MFK CEO Chris Greene Joins International Experts to Spotlight Locally Driven School Feeding
At the 2025 World Food Prize Foundation’s Norman E. Borlaug International Dialogue, Chris Greene, CEO of Meds & Food for Kids, joined an international panel of experts to explore how localized development solutions can feed more of the world’s children.
The panel was titled: “Hunger Hotspots and the Humanitarian Development Nexus: Agricultural Research and School Feeding for Global Stability.”

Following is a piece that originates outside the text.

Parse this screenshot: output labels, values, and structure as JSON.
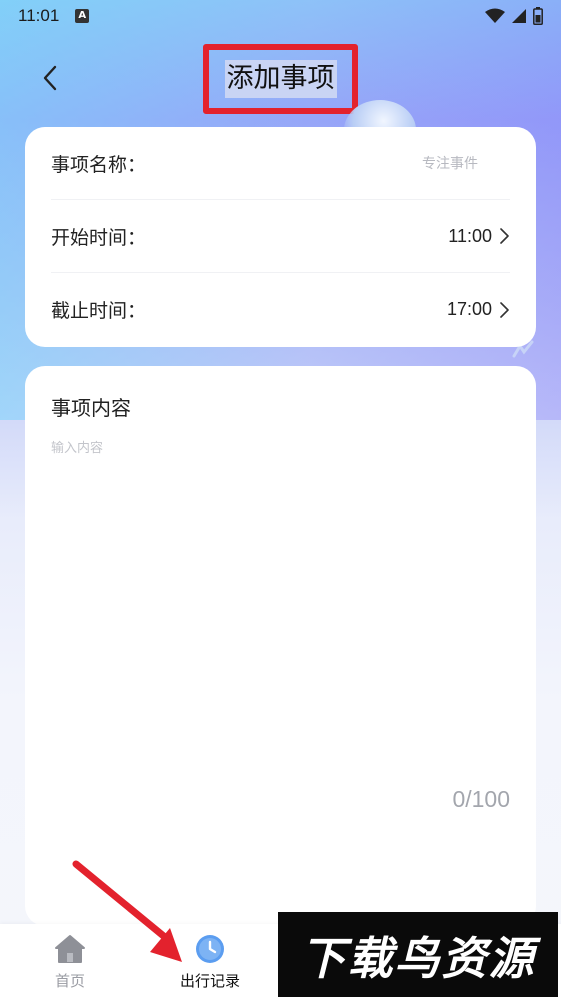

Fellow panelists included:
- Rev. Eugene Cho, President/CEO, Bread for the World, Moderator
- Amir Mahmoud Abdulla, Commissioner, Kofi Annan Commission on Food Security
- Ibnou Dieng, Director of Strategic Planning and Chief of Staff, IITA
- Marekh Khmaladze, Head of the Data and Monitoring Initiative of the School Meals Coalition, United Nations World Food Programme
Chris discussed the importance of locally driven, nutrition-sensitive approaches in humanitarian settings to strengthen both immediate and long-term solutions. Key points included:
- Humanitarian aid is important in acute crises, but can create dependency if it persists without addressing underlying systemic issues. Locally sourced and produced solutions are critical to build resilience and sustainability.

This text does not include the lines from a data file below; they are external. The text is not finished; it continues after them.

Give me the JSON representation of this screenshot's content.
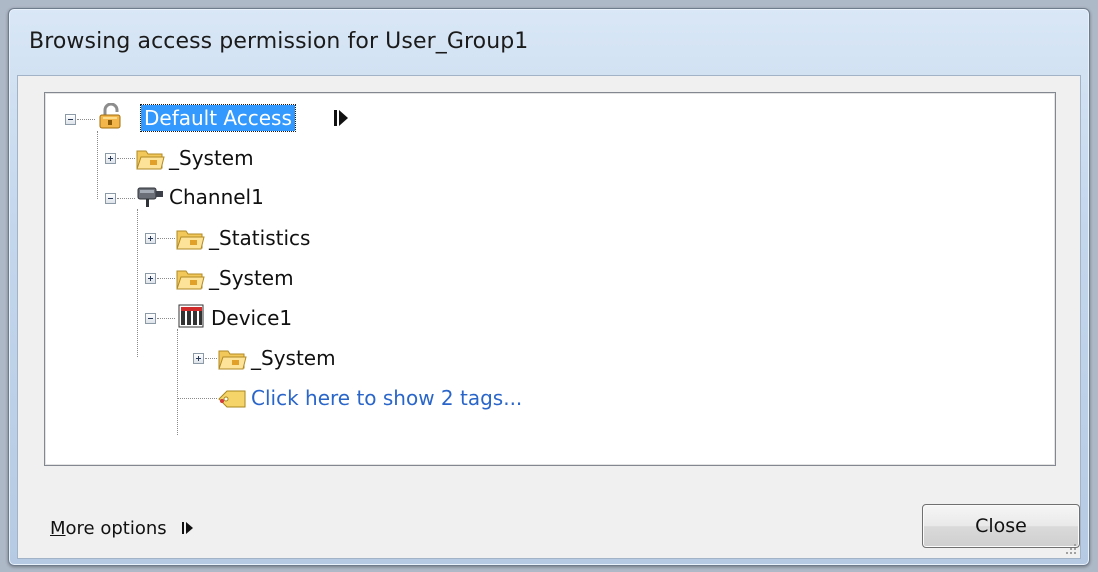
{
  "window": {
    "title": "Browsing access permission for User_Group1"
  },
  "tree": {
    "root": {
      "label": "Default Access",
      "icon": "padlock-open-icon",
      "selected": true
    },
    "nodes": [
      {
        "label": "_System",
        "icon": "folder-icon",
        "expander": "plus"
      },
      {
        "label": "Channel1",
        "icon": "channel-icon",
        "expander": "minus"
      },
      {
        "label": "_Statistics",
        "icon": "folder-icon",
        "expander": "plus"
      },
      {
        "label": "_System",
        "icon": "folder-icon",
        "expander": "plus"
      },
      {
        "label": "Device1",
        "icon": "device-icon",
        "expander": "minus"
      },
      {
        "label": "_System",
        "icon": "folder-icon",
        "expander": "plus"
      },
      {
        "label": "Click here to show 2 tags...",
        "icon": "tag-icon",
        "expander": "none"
      }
    ]
  },
  "footer": {
    "more_options_label": "More options",
    "more_options_underline": "M",
    "more_options_rest": "ore options",
    "close_label": "Close",
    "close_underline": "l"
  },
  "colors": {
    "selection": "#3399ff",
    "link": "#2a66c9",
    "title_gradient_top": "#d9e7f6"
  }
}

- Partnerships and collaboration are key to developing resilient, long-term solutions that build local capacity. Initiatives like school feeding programs can create critical infrastructure and support local economies.
- Nuance, curiosity, and humility are needed to avoid assuming that solutions that work in one context will automatically translate to another. Addressing the complexity of these challenges requires comprehensive, multi-layered approaches.

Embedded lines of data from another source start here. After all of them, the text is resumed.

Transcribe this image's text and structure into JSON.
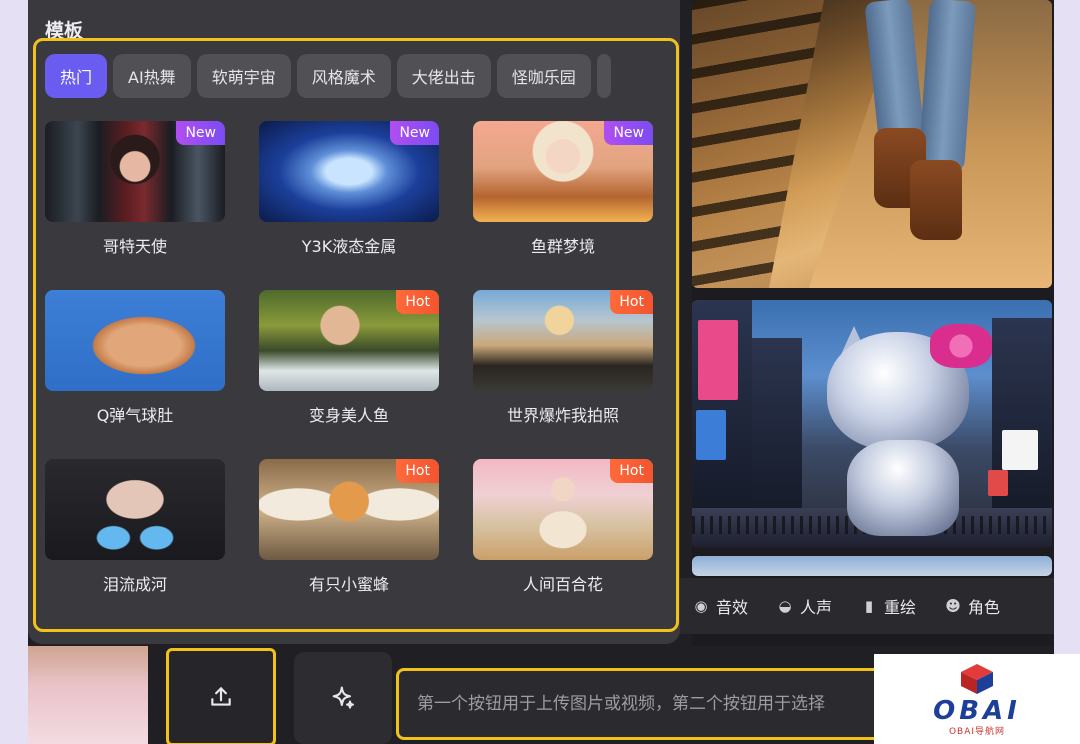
{
  "panel": {
    "title": "模板",
    "tabs": [
      "热门",
      "AI热舞",
      "软萌宇宙",
      "风格魔术",
      "大佬出击",
      "怪咖乐园"
    ],
    "active_tab": "热门",
    "cards": [
      {
        "label": "哥特天使",
        "badge": "New",
        "badge_type": "new"
      },
      {
        "label": "Y3K液态金属",
        "badge": "New",
        "badge_type": "new"
      },
      {
        "label": "鱼群梦境",
        "badge": "New",
        "badge_type": "new"
      },
      {
        "label": "Q弹气球肚",
        "badge": "",
        "badge_type": ""
      },
      {
        "label": "变身美人鱼",
        "badge": "Hot",
        "badge_type": "hot"
      },
      {
        "label": "世界爆炸我拍照",
        "badge": "Hot",
        "badge_type": "hot"
      },
      {
        "label": "泪流成河",
        "badge": "",
        "badge_type": ""
      },
      {
        "label": "有只小蜜蜂",
        "badge": "Hot",
        "badge_type": "hot"
      },
      {
        "label": "人间百合花",
        "badge": "Hot",
        "badge_type": "hot"
      }
    ]
  },
  "tools": {
    "sound_effect": "音效",
    "voice": "人声",
    "repaint": "重绘",
    "character": "角色"
  },
  "input": {
    "placeholder": "第一个按钮用于上传图片或视频，第二个按钮用于选择"
  },
  "watermark": {
    "brand": "OBAI",
    "sub": "OBAI导航网"
  },
  "colors": {
    "accent": "#6a5cf0",
    "highlight": "#f2c21b",
    "new_badge": "#9a4df2",
    "hot_badge": "#f45a33"
  }
}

“In fragile settings, the nexus of humanitarian aid and development is where we translate compassion into actual resilience,” Chris said. “We need to look at things like school meals as not just charity, but as the creation of the infrastructure that is needed for a better tomorrow.”
“Agriculture is not peripheral to peace. It is actually peace in motion. We need to pursue the policies and activities that actually achieve the outcomes children need,” he added.
“When we’re facing these complex problems, we need to acknowledge that they require comprehensive solutions, that they should be humanitarian when needed, always developmental by design and local at every level,” Chris concluded.